Inhibition of peroxynitrite-induced nitration of tyrosine by glutathione in the presence of carbon dioxide through both radical repair and peroxynitrate formation

Peroxynitrite (ONOO-/ONOOH) is assumed to react preferentially with carbon dioxide in vivo to produce nitrogen dioxide (NO2*) and trioxocarbonate(1-) (CO3*-) radicals. We have studied the mechanism by which glutathione (GSH) inhibits the NO2*/CO3*--mediated formation of 3-nitrotyrosine. We found that even low concentrations of GSH strongly inhibit peroxynitrite-dependent tyrosine consumption (IC50 = 660 microM) as well as 3-nitrotyrosine formation (IC50) = 265 microM). From the determination of the level of oxygen produced or consumed under various initial conditions, it is inferred that GSH inhibits peroxynitrite-induced tyrosine consumption by re-reducing (repairing) the intermediate tyrosyl radicals. An additional protective pathway is mediated by the glutathiyl radical (GS*) through reduction of dioxygen to superoxide (O2*-) and reaction with NO2* to form peroxynitrate (O2NOOH/O2NOO-), which is largely unreactive towards tyrosine. Thus, GSH is highly effective in protecting tyrosine against an attack by peroxynitrite in the presence of CO2. Consequently, formation of 3-nitrotyrosine by freely diffusing NO2* radicals is highly unlikely at physiological levels of GSH.     

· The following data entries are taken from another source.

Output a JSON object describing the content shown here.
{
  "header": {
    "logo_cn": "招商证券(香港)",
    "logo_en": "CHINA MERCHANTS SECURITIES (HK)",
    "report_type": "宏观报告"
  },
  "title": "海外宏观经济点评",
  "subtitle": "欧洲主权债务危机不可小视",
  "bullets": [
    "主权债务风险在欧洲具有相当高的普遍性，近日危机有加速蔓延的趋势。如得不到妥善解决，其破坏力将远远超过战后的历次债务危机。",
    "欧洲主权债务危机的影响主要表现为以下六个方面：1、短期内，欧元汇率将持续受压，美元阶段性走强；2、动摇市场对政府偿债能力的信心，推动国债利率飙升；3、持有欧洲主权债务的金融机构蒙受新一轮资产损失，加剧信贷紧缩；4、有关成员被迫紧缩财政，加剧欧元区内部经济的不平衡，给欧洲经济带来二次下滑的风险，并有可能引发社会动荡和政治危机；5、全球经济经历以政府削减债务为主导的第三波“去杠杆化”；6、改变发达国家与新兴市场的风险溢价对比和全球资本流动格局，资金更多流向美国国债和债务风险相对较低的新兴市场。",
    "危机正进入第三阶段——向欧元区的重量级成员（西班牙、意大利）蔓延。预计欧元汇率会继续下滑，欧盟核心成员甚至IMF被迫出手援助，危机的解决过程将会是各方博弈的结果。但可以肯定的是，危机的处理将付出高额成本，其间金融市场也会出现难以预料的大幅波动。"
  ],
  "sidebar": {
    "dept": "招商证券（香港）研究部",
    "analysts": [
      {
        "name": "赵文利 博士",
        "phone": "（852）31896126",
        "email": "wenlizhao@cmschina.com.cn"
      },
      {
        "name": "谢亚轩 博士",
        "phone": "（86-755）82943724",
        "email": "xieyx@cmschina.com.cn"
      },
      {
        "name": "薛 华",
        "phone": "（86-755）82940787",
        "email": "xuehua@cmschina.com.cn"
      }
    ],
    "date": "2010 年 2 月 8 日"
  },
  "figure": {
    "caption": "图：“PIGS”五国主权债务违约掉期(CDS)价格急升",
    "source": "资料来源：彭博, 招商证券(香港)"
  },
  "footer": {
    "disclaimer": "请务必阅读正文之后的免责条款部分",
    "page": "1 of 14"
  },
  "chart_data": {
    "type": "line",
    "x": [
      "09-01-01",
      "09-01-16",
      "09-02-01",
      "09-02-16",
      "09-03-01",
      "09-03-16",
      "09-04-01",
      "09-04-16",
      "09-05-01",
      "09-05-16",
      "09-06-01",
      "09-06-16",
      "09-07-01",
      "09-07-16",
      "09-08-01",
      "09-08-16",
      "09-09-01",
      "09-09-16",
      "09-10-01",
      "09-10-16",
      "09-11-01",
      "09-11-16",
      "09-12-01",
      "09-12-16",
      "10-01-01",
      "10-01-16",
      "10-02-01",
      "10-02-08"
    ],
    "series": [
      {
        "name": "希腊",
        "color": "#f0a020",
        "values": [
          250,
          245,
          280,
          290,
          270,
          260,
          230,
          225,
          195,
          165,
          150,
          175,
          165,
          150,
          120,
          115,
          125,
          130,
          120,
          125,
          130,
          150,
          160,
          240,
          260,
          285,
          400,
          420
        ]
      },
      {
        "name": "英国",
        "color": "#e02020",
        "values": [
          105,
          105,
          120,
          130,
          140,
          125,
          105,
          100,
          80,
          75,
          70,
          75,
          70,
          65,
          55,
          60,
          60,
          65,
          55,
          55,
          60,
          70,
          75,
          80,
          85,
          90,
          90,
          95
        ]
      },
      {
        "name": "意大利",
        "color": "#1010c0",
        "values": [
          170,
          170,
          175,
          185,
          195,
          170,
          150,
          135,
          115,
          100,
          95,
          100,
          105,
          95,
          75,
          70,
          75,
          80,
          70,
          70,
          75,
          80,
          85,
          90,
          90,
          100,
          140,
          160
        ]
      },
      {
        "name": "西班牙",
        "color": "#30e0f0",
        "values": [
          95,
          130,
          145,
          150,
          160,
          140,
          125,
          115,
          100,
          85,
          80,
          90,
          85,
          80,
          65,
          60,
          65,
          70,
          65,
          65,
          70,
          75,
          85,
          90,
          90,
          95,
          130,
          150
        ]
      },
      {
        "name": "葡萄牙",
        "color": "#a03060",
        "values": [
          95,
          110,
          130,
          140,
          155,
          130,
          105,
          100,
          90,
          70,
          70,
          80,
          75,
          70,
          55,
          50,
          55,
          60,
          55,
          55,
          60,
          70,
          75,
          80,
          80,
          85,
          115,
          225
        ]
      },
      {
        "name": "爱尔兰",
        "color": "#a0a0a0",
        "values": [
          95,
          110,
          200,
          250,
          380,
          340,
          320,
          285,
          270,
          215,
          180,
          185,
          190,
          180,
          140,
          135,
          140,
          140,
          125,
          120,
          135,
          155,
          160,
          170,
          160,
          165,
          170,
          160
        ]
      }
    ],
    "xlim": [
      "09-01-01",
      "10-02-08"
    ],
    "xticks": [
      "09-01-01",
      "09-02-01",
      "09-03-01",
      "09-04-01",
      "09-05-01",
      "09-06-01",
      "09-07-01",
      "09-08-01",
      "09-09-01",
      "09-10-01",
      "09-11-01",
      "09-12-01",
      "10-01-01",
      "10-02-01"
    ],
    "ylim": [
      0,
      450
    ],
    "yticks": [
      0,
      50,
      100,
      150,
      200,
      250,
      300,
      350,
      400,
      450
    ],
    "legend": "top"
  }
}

Comment on “Persistent Room-Temperature Radicals from Anionic Naphthalimides: Spin Pairing and Supramolecular Chemistry” and on “Persistent Radical Pairs between N-Substituted Naphthalimide and Carbanion Exhibit pKa-Dependent UV/Vis Absorption”

EPR spectroscopic evidence for intramolecular electron transfer in anionic N-substituted naphthalimides to yield persistent diradical anions and intermolecular electron transfer from a variety of carbanions to 6-bromo-N-phenyl-naphthalimide to yield persistent radical–radical anion pairs was recently claimed in two papers by Zhang et al. In this comment, it is shown that the EPR spectra published in both papers do not agree with the proposed triplet-state species. Rather, the spectra are due to various doublet-state radicals, deriving from minor side reactions. The misinterpretations invalidate the general conclusions of the papers.